Mikhail
A casa finalmente está em silêncio.
Mas minha cabeça não.
Ando de um lado para o outro na sala, a arma ainda pesada na minha mão, enquanto cada segundo da noite volta à minha mente como um filme maldito.
O estacionamento.
Os homens.
Isabella gritando.
Minha mandíbula se contrai.
Eu fecho os olhos por um instante, empurrando o pensamento para longe.
Não.
Ela está segura.
Está na minha casa.
No quarto de hóspedes.
Mas mesmo assim algo dentro de mim não relaxa.
Talvez seja o instinto.
Solto um suspiro pesado e passo a mão pelo rosto.
Preciso ter certeza de que ela está bem e levar roupa limpa pra ela.

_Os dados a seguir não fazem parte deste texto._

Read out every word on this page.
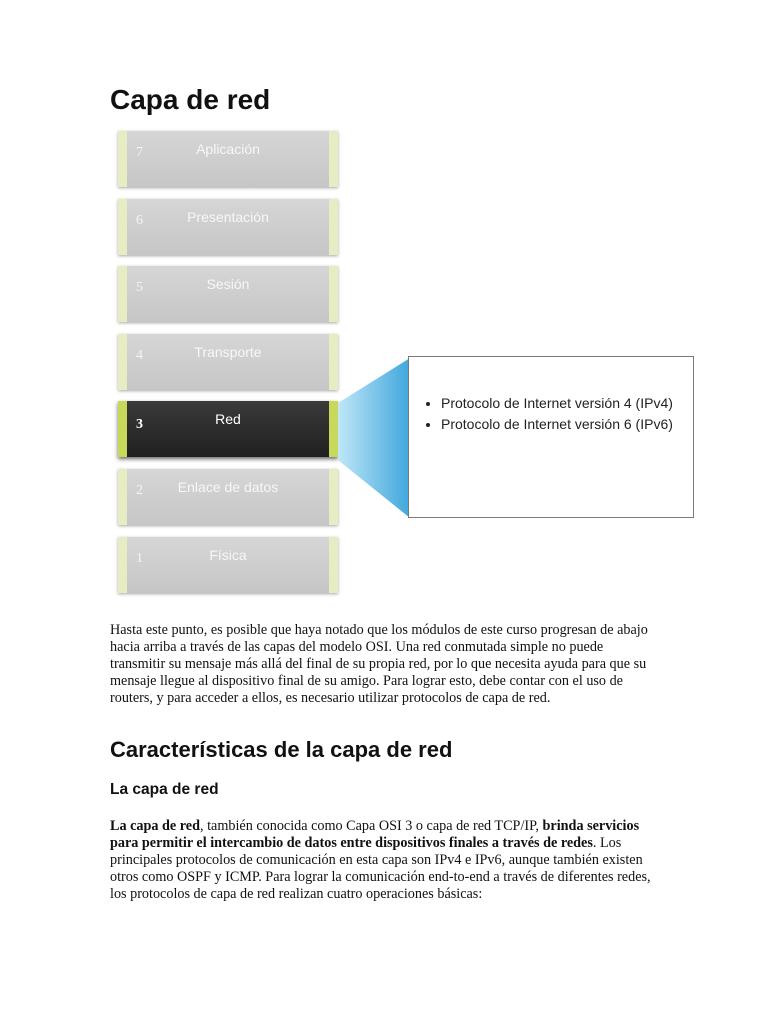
Capa de red
7	Aplicación
6	Presentación
5	Sesión
4	Transporte
3	Red
2	Enlace de datos
1	Física
• Protocolo de Internet versión 4 (IPv4)
• Protocolo de Internet versión 6 (IPv6)

Hasta este punto, es posible que haya notado que los módulos de este curso progresan de abajo hacia arriba a través de las capas del modelo OSI. Una red conmutada simple no puede transmitir su mensaje más allá del final de su propia red, por lo que necesita ayuda para que su mensaje llegue al dispositivo final de su amigo. Para lograr esto, debe contar con el uso de routers, y para acceder a ellos, es necesario utilizar protocolos de capa de red.

Características de la capa de red
La capa de red

La capa de red, también conocida como Capa OSI 3 o capa de red TCP/IP, brinda servicios para permitir el intercambio de datos entre dispositivos finales a través de redes. Los principales protocolos de comunicación en esta capa son IPv4 e IPv6, aunque también existen otros como OSPF y ICMP. Para lograr la comunicación end-to-end a través de diferentes redes, los protocolos de capa de red realizan cuatro operaciones básicas:
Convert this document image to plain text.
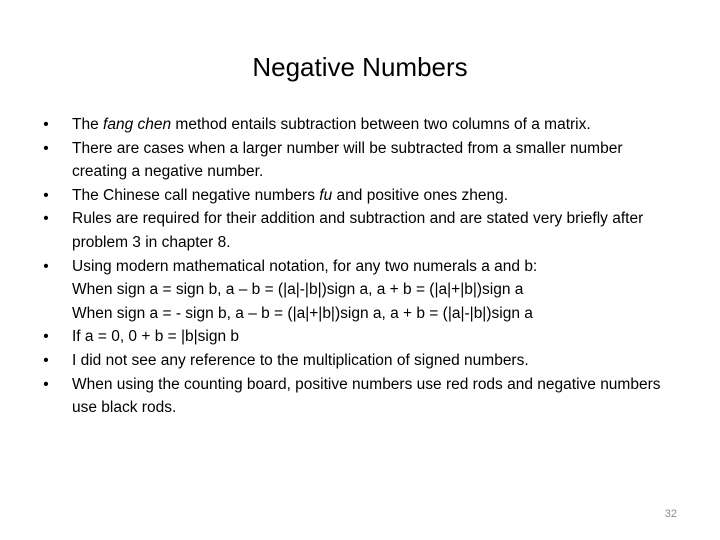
Negative Numbers
• The fang chen method entails subtraction between two columns of a matrix.
• There are cases when a larger number will be subtracted from a smaller number creating a negative number.
• The Chinese call negative numbers fu and positive ones zheng.
• Rules are required for their addition and subtraction and are stated very briefly after problem 3 in chapter 8.
• Using modern mathematical notation, for any two numerals a and b:
When sign a = sign b, a – b = (|a|-|b|)sign a, a + b = (|a|+|b|)sign a
When sign a = - sign b, a – b = (|a|+|b|)sign a, a + b = (|a|-|b|)sign a
• If a = 0, 0 + b = |b|sign b
• I did not see any reference to the multiplication of signed numbers.
• When using the counting board, positive numbers use red rods and negative numbers use black rods.
32
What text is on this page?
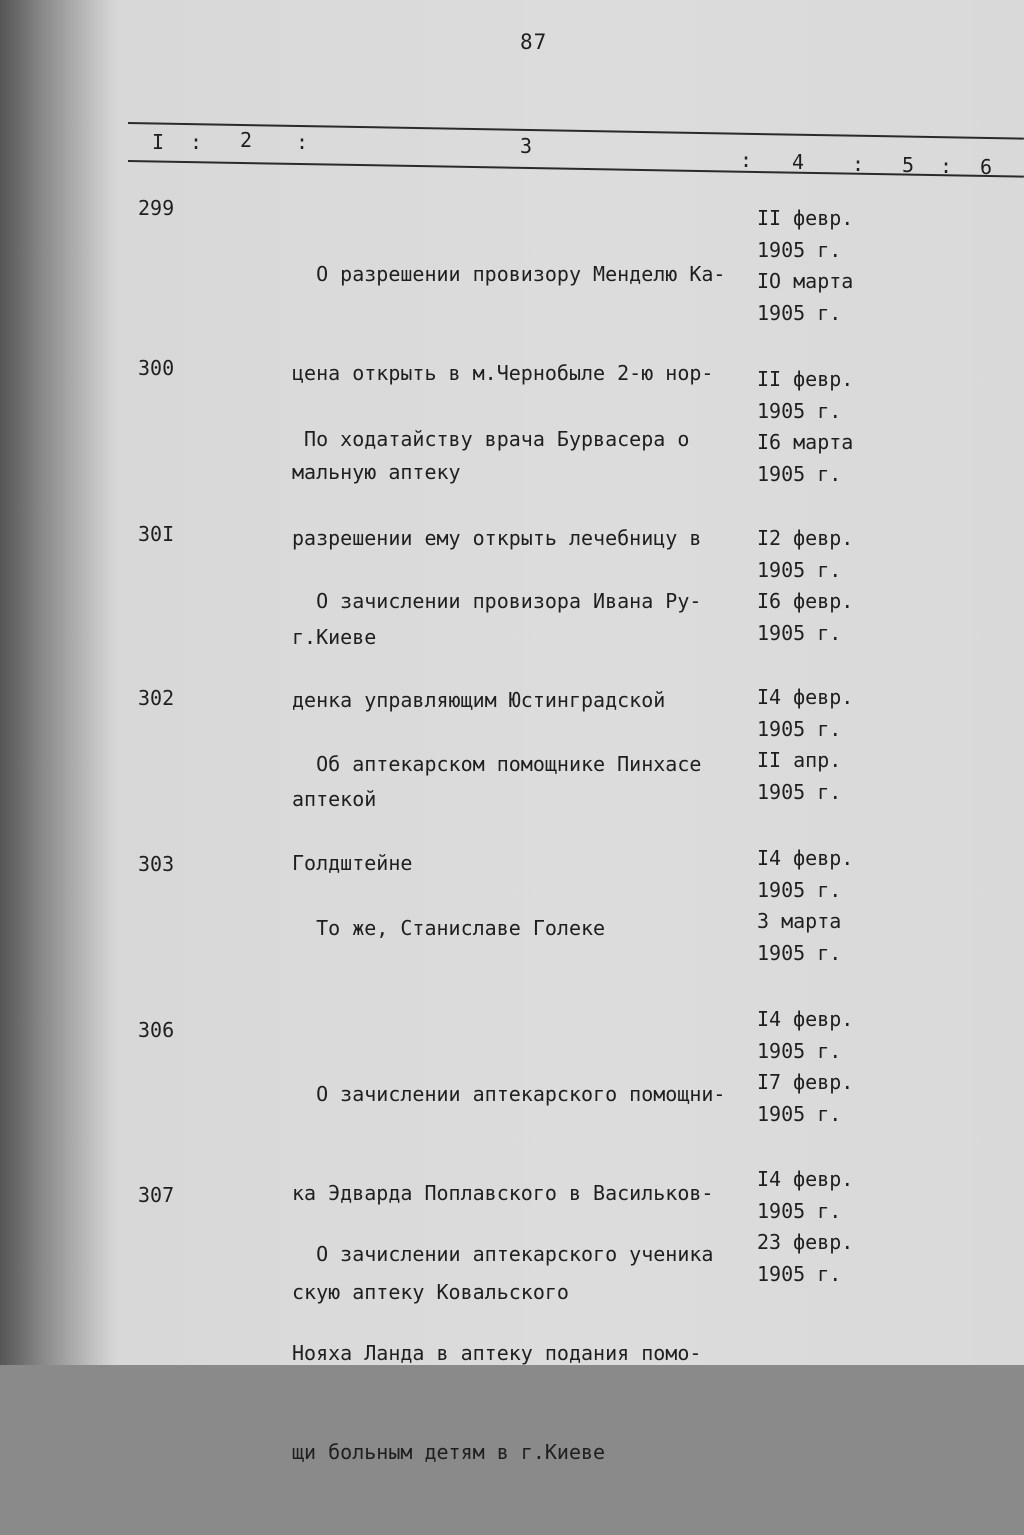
87
I : 2 :	3
: 4 : 5 : 6
299

О разрешении провизору Менделю Ка-

цена открыть в м.Чернобыле 2-ю нор-

мальную аптеку

II февр.
1905 г.
IO марта
1905 г.
300

По ходатайству врача Бурвасера о

разрешении ему открыть лечебницу в

г.Киеве

II февр.
1905 г.
I6 марта
1905 г.
30I

О зачислении провизора Ивана Ру-

денка управляющим Юстинградской

аптекой

I2 февр.
1905 г.
I6 февр.
1905 г.
302

Об аптекарском помощнике Пинхасе

Голдштейне

I4 февр.
1905 г.
II апр.
1905 г.
303

То же, Станиславе Голеке

I4 февр.
1905 г.
3 марта
1905 г.
306

О зачислении аптекарского помощни-

ка Эдварда Поплавского в Васильков-

скую аптеку Ковальского

I4 февр.
1905 г.
I7 февр.
1905 г.
307

О зачислении аптекарского ученика

Нояха Ланда в аптеку подания помо-

щи больным детям в г.Киеве

I4 февр.
1905 г.
23 февр.
1905 г.
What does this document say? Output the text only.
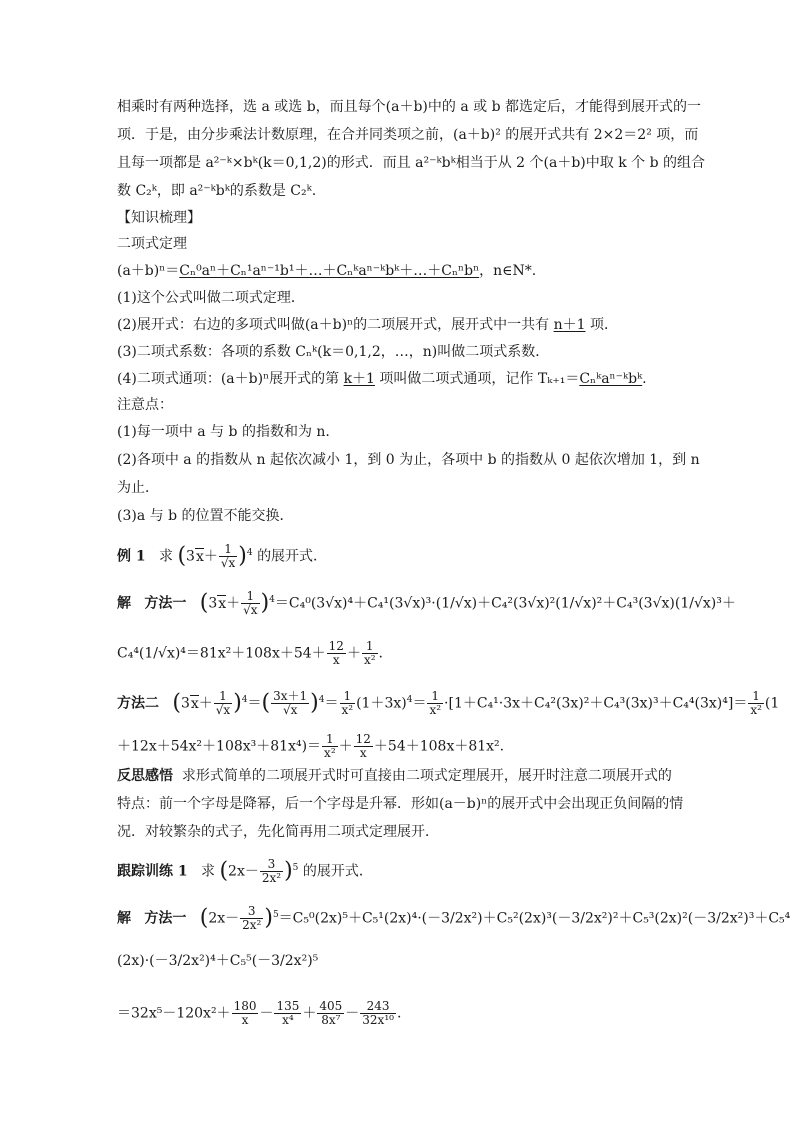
相乘时有两种选择，选 a 或选 b，而且每个(a＋b)中的 a 或 b 都选定后，才能得到展开式的一
项．于是，由分步乘法计数原理，在合并同类项之前，(a＋b)² 的展开式共有 2×2＝2² 项，而
且每一项都是 a²⁻ᵏ×bᵏ(k＝0,1,2)的形式．而且 a²⁻ᵏbᵏ相当于从 2 个(a＋b)中取 k 个 b 的组合
数 C₂ᵏ，即 a²⁻ᵏbᵏ的系数是 C₂ᵏ.
【知识梳理】
二项式定理
(a＋b)ⁿ＝Cₙ⁰aⁿ＋Cₙ¹aⁿ⁻¹b¹＋…＋Cₙᵏaⁿ⁻ᵏbᵏ＋…＋Cₙⁿbⁿ，n∈N*.
(1)这个公式叫做二项式定理．
(2)展开式：右边的多项式叫做(a＋b)ⁿ的二项展开式，展开式中一共有 n＋1 项．
(3)二项式系数：各项的系数 Cₙᵏ(k＝0,1,2，…，n)叫做二项式系数．
(4)二项式通项：(a＋b)ⁿ展开式的第 k＋1 项叫做二项式通项，记作 Tₖ₊₁＝Cₙᵏaⁿ⁻ᵏbᵏ.
注意点：
(1)每一项中 a 与 b 的指数和为 n.
(2)各项中 a 的指数从 n 起依次减小 1，到 0 为止，各项中 b 的指数从 0 起依次增加 1，到 n
为止．
(3)a 与 b 的位置不能交换．
例 1 求 $(3x+ \frac{1}{√x} )^4$ 的展开式．
解 方法一 $(3x+ \frac{1}{√x} )^4=C_4^0(3√x)^4+C_4^1(3√x)^3\cdot(1/√x)+C_4^2(3√x)^2(1/√x)^2+C_4^3(3√x)(1/√x)^3+$
$C_4^4(1/√x)^4=81x^2+108x+54+ \frac{12}{x} + \frac{1}{\text{x²}}$ .
方法二 $(3x+ \frac{1}{√x} )^4=( \frac{3x+1}{√x} )^4= \frac{1}{\text{x²}} (1+3x)^4= \frac{1}{\text{x²}} \cdot[1+C_4^1\cdot 3x+C_4^2(3x)^2+C_4^3(3x)^3+C_4^4(3x)^4]= \frac{1}{\text{x²}} (1$
$+12x+54x^2+108x^3+81x^4)= \frac{1}{\text{x²}} + \frac{12}{x} +54+108x+81x^2$.
反思感悟 求形式简单的二项展开式时可直接由二项式定理展开，展开时注意二项展开式的
特点：前一个字母是降幂，后一个字母是升幂．形如(a－b)ⁿ的展开式中会出现正负间隔的情
况．对较繁杂的式子，先化简再用二项式定理展开．
跟踪训练 1 求 $(2x- \frac{3}{\text{2x²}} )^5$ 的展开式．
解 方法一 $(2x- \frac{3}{\text{2x²}} )^5=C_5^0(2x)^5+C_5^1(2x)^4\cdot(-3/2x^2)+C_5^2(2x)^3(-3/2x^2)^2+C_5^3(2x)^2(-3/2x^2)^3+C_5^4$
(2x)·(－3/2x²)⁴＋C₅⁵(－3/2x²)⁵
$=32x^5-120x^2+ \frac{180}{x} - \frac{135}{\text{x⁴}} + \frac{405}{\text{8x⁷}} - \frac{243}{\text{32x¹⁰}}$ .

Subo as escadas em silêncio, cada passo ecoando levemente no corredor escuro. A luz fraca do abajur no fim do corredor ilumina a porta do quarto de hóspedes.
A porta está entreaberta.
Franzo a testa.
Isabella deve ter esquecido de fechar.
Eu bato levemente.
— Isabella?
Nenhuma resposta.
Talvez ela tenha adormecido.
Empurro a porta um pouco mais.
— Eu só vim ver se…
E paro.
Ela está de costas para mim.
No meio do quarto.
Completamente nua e úmida.
Por um segundo, meu cérebro simplesmente trava.
A pele pálida dela é iluminada pela luz suave do abajur ao lado da cama. Os cabelos loiros caem soltos pelas costas enquanto ela termina de se enrolar em uma toalha de banho.
Eu desvio o olhar imediatamente.
— Merda.
Dou um passo para trás.
— Desculpa — digo rápido. — Eu devia ter batido.
Minha voz sai mais rouca do que deveria.
Atrás de mim, eu ouço o movimento rápido dela se virando.
— Mikhail?!
Eu ainda estou olhando para o corredor, tentando dar a ela privacidade.
— A porta estava aberta — digo. — Eu só queria ver se você estava bem e trazer uma roupa pra você.
Silêncio.
Por um segundo, acho que ela vai me mandar sair.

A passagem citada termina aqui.